Lastly, the participants discussed the role of government regulation in the countering of    disinformation, and it became apparent that much work remains to be done. Regulation for platforms exists only in few countries such as Brazil, but even where it exists, it isn’t necessarily respected by the companies operating the platforms. Discussants appealed to the plenum to form regional alliances and to not feel overwhelmed by the amount of work that remains to be done. As possible ways forward the adaptation of existing laws from similar contexts was mentioned as well as the need to start with any kind of regulation, as small as it may seem in the beginning.

On-site bilateral meetings

Following the workshop, the team had the chance to meet for several in-depth conversations with the election authority in Argentina, the office of the Argentinian ombudsperson for the media, the department for politics and human rights of the German embassy, and Tobias Käufer, Latin America correspondent for German media.

The bilateral meetings focused on the Argentinean elections and the disinformation during the electoral process. It became apparent that, while disinformation was present during all phases and played a far greater role than in past elections, it did probably not influence the election result significantly. The unexpected victory of outsider Milei was presented as a protest vote; an attempt to change the desolate outlook on the future of a large part of the Argentinian population that suffers under inflation rates of up to 150%, a 40% poverty rate, and over a decade without economic growth.

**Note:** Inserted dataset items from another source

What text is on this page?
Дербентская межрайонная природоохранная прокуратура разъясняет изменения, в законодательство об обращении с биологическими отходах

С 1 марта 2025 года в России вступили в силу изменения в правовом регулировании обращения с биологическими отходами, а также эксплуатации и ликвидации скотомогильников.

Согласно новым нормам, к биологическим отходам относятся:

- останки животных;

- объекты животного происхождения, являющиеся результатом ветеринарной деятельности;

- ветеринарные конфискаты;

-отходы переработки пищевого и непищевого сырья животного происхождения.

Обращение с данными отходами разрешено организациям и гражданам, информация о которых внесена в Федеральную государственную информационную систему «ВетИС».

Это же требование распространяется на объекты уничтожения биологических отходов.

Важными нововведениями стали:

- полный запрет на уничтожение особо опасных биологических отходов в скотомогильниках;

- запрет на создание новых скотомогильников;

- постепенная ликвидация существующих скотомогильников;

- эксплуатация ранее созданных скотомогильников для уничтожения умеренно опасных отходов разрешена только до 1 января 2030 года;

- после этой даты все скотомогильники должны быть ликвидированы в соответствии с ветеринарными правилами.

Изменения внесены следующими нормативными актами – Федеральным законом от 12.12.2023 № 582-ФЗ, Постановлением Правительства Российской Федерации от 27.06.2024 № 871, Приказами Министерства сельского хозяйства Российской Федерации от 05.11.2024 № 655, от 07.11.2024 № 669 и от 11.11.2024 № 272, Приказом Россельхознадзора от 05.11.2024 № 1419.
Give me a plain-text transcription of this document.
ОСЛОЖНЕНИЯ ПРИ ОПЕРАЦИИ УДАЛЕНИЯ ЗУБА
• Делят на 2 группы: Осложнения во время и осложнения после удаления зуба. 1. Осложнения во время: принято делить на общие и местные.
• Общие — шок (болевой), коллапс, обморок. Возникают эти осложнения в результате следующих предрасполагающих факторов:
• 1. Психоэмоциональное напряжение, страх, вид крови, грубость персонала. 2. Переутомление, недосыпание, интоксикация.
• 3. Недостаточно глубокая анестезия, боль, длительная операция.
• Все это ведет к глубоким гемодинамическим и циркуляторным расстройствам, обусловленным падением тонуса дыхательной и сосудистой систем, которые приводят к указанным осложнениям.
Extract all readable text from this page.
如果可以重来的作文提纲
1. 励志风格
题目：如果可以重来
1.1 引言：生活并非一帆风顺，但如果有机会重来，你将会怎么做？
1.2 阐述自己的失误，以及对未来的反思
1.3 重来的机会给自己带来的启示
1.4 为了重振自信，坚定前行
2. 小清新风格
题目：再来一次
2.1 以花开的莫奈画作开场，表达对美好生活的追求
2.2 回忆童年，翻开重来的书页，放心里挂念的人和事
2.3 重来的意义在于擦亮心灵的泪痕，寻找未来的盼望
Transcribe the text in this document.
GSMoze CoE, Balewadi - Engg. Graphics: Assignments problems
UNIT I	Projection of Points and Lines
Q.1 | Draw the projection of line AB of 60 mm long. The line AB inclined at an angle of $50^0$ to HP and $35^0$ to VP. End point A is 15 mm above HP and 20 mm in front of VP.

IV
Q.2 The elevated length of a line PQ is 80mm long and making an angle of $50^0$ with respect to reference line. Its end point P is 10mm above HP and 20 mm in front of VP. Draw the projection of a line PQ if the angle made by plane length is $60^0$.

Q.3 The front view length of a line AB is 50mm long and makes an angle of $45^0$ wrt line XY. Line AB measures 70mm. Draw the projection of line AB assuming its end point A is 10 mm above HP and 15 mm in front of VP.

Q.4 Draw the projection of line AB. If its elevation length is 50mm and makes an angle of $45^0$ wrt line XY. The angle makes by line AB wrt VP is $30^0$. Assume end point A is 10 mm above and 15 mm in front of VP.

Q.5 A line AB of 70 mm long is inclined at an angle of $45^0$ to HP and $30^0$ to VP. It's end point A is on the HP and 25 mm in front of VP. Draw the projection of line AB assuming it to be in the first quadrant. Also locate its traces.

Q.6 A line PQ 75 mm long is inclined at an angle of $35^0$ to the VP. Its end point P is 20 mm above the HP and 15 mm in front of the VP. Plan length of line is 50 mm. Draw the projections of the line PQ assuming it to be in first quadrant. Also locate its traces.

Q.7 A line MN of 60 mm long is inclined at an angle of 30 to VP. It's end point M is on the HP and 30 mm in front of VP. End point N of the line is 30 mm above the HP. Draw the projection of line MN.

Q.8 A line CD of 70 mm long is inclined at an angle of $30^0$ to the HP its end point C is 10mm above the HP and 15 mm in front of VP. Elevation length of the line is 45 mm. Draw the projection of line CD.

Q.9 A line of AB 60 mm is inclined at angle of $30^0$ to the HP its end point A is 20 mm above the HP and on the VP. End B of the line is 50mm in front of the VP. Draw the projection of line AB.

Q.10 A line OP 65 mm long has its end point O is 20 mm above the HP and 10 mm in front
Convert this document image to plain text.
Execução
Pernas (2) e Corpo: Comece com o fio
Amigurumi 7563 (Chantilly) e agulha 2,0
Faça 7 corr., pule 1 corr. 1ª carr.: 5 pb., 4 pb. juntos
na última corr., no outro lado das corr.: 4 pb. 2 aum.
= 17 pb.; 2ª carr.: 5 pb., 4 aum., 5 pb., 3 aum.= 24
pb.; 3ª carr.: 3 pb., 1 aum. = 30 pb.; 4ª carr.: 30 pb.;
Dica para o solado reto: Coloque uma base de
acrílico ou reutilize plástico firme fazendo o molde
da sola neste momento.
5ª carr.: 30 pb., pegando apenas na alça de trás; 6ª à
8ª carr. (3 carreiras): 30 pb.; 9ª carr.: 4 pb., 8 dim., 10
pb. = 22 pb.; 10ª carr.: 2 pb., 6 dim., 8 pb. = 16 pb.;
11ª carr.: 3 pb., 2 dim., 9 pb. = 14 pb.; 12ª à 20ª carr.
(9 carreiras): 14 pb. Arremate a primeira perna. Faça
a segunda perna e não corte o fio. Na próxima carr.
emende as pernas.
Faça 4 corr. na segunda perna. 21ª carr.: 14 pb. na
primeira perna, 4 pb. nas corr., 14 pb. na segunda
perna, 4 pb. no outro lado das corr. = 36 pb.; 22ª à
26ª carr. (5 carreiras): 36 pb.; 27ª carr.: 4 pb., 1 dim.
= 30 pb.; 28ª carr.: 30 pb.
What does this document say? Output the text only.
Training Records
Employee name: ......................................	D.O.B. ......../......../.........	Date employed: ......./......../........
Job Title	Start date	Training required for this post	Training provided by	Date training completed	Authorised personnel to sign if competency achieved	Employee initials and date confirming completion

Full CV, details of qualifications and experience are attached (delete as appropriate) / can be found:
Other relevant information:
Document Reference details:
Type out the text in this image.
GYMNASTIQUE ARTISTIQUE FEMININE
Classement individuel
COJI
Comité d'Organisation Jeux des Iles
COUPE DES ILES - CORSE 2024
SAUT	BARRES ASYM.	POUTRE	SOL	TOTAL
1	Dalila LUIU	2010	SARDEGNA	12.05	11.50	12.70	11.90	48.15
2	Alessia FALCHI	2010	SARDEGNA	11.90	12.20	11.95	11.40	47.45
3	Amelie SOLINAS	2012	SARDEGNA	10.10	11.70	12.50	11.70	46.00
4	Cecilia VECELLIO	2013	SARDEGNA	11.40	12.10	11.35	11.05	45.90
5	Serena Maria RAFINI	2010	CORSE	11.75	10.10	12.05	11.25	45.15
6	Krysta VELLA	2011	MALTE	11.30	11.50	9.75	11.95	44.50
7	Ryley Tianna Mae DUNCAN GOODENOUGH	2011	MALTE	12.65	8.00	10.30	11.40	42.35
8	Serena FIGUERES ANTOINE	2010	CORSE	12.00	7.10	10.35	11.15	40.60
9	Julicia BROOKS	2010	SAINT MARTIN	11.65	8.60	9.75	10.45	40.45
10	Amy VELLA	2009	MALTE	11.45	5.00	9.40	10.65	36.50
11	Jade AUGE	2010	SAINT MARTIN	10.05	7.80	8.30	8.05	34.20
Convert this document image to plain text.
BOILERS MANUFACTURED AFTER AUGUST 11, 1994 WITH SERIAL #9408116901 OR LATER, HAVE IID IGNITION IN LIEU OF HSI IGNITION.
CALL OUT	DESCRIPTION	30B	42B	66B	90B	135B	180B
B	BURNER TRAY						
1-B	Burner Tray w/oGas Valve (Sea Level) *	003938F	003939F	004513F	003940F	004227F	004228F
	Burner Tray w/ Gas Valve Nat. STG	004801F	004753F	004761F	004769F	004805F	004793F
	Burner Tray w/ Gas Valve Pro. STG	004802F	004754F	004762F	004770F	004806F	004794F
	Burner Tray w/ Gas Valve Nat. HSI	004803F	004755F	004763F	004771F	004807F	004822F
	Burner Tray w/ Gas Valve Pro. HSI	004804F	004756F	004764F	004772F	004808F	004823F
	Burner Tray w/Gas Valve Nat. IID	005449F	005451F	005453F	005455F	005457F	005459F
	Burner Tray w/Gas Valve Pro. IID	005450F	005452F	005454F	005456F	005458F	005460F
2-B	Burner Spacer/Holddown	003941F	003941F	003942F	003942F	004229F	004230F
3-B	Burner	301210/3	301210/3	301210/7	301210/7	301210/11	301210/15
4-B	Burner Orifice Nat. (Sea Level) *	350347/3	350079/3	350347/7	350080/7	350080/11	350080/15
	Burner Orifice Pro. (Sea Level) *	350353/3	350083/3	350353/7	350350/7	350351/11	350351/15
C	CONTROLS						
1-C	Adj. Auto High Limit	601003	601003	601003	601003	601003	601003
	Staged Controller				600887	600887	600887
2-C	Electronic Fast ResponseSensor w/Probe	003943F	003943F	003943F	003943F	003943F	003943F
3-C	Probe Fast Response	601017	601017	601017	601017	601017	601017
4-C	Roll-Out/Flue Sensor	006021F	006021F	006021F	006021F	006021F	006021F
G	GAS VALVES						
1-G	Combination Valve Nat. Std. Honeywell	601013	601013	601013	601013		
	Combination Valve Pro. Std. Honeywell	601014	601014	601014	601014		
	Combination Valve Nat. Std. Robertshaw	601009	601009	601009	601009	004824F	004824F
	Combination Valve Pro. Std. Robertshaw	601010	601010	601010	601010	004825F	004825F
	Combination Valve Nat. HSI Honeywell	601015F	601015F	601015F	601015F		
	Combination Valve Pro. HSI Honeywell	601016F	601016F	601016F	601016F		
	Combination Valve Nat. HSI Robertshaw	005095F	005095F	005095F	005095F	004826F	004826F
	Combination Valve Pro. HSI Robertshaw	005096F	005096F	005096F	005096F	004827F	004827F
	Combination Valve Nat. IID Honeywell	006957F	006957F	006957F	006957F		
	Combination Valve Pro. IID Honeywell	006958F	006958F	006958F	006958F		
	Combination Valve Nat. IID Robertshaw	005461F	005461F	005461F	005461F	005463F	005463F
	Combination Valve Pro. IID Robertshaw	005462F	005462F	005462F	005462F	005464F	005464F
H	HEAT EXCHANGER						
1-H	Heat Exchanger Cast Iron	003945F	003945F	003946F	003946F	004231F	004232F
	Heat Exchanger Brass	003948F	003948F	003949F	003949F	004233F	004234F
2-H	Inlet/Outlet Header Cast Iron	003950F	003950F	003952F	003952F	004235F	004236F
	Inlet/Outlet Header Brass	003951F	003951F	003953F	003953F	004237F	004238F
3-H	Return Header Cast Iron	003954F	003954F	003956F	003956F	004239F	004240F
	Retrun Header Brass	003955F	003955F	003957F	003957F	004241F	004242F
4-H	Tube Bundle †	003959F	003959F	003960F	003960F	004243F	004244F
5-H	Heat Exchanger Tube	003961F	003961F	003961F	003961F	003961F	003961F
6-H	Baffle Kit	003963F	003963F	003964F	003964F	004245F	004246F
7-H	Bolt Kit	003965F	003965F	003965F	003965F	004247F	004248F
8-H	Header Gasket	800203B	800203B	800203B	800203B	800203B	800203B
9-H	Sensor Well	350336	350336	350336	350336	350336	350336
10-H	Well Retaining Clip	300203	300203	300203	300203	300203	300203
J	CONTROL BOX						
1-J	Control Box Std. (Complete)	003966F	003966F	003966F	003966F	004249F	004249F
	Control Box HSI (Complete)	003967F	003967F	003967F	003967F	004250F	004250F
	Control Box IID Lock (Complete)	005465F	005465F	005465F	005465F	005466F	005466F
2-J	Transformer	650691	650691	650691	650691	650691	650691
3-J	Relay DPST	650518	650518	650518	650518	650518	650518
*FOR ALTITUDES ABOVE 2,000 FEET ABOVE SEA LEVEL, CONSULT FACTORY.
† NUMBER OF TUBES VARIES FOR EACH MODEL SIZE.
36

While the reasons for Milei’s win were analysed clearly, the outlook remains opaque: Since Milei has altered some of his positions significantly since his election, the observers were unsure about what is to come. Among civil society organisations, the fear of the repression of free speech and the violent suppression of anti-government protests was omnipresent, others preferred to wait for Milei’s first moves after his inauguration on December 10th to make predictions.

All observers agreed that Milei was appointed by the Argentine people solely to stop the economic downward spiral – an immensely difficult task on which his political survival depends entirely.